Lincoln Town Car

The Lincoln Town Car manufacture by Lincoln automobile company. Read more to view more detail and video reviews. Please feel free to comments and give rating to help others


The Lincoln Town Car is a full-size, rear-wheel drive luxury sedan sold by Ford’s upscale Lincoln brand. The Town Car features a V8 engine and large exterior and interior dimensions.[1]

The Town Car is, despite recently declining sales numbers, one of the best selling American luxury cars. It also serves as America’s most used limousine and chauffeured car.[2] While relatively affordable when compared to European flagship luxury sedans, the Town Car is currently the most expensive American luxury sedan (according to base MSRP) with prices ranging from $45,815 for a basic Signature Series to $54,140 for a top-of-the-line Signature L Series.[3] The Town Car has been available featuring ballistic protection since 2003 with prices starting at $144,995.[4]
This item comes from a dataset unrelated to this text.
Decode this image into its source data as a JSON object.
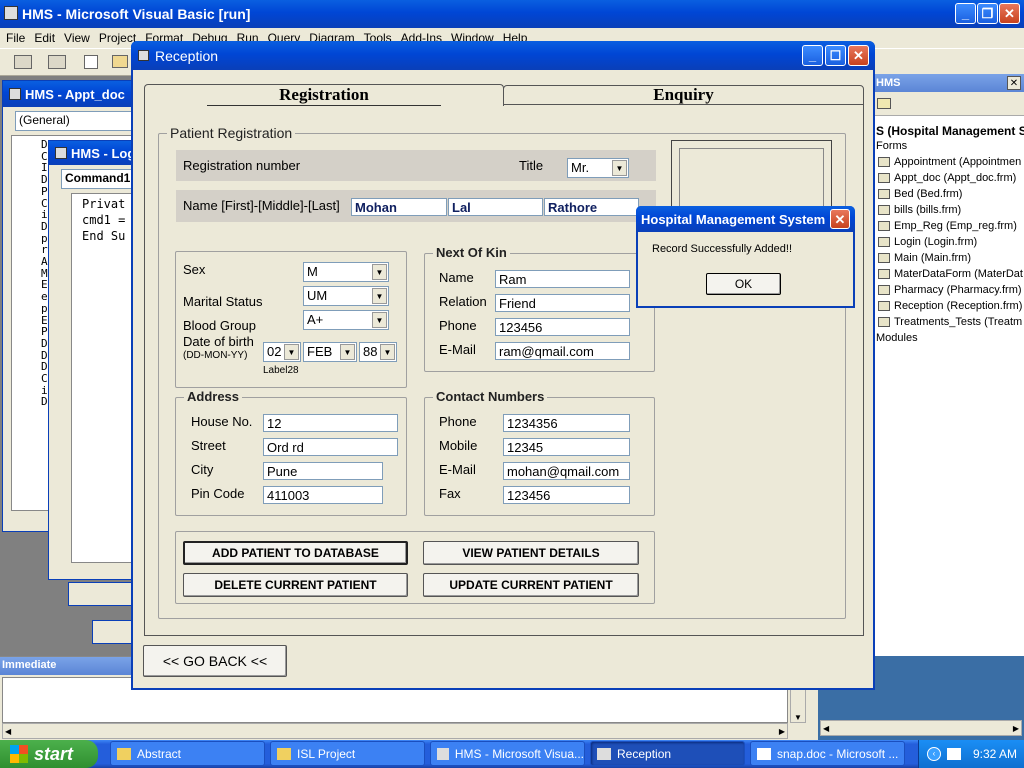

In 2006, Ford considered ending production of Lincoln’s largest model after the planned closing of the Wixom Assembly Plant in Wixom, Michigan in 2007 causing near panic, of a transportation nature, on Wall Street.[5] Ford ultimately decided to keep the model and move assembly to the St. Thomas Assembly Plant in Ontario, Canada where the Ford Crown Victoria and Mercury Grand Marquis, which also use the Ford Panther platform, are currently built. The Town Car’s manufacture resumed at its new location in late 2007.[6] The first Canadian-built Town Car rolled off the assembly line on January 10, 2008.[7] The Town Car is currently the largest Canadian-made car, measuring nearly 18 feet (5.49 m) in length for a standard Town Car and 18+1/2 ft (5.64 m) for an L Edition.[3]

Consumer Guide cites the vehicle’s strengths as comfort, materials, and ride quality, with weaknesses cited as acceleration and handling.[8] The Town Car is one of the safest cars available on the North American market.[9]

It is probably not a coincidence that “Town Car” is English for “Sedan de Ville,” Cadillac’s model that was gaining popularity in the 1950s. Both names refer to a classic style of limousine, popular in the 1920s, which had an open chauffeur’s compartment up front, but only Lincoln has sometimes attempted to make its modern models visually suggest their older namesakes. Many examples from the 1970s and 1980s have a vinyl roof style which sweeps down the center pillar as part of a raised molding, complete with opera lamps, which suggests a partition between front and rear seats, while no vinyl is applied to the front section of the roof over the driver.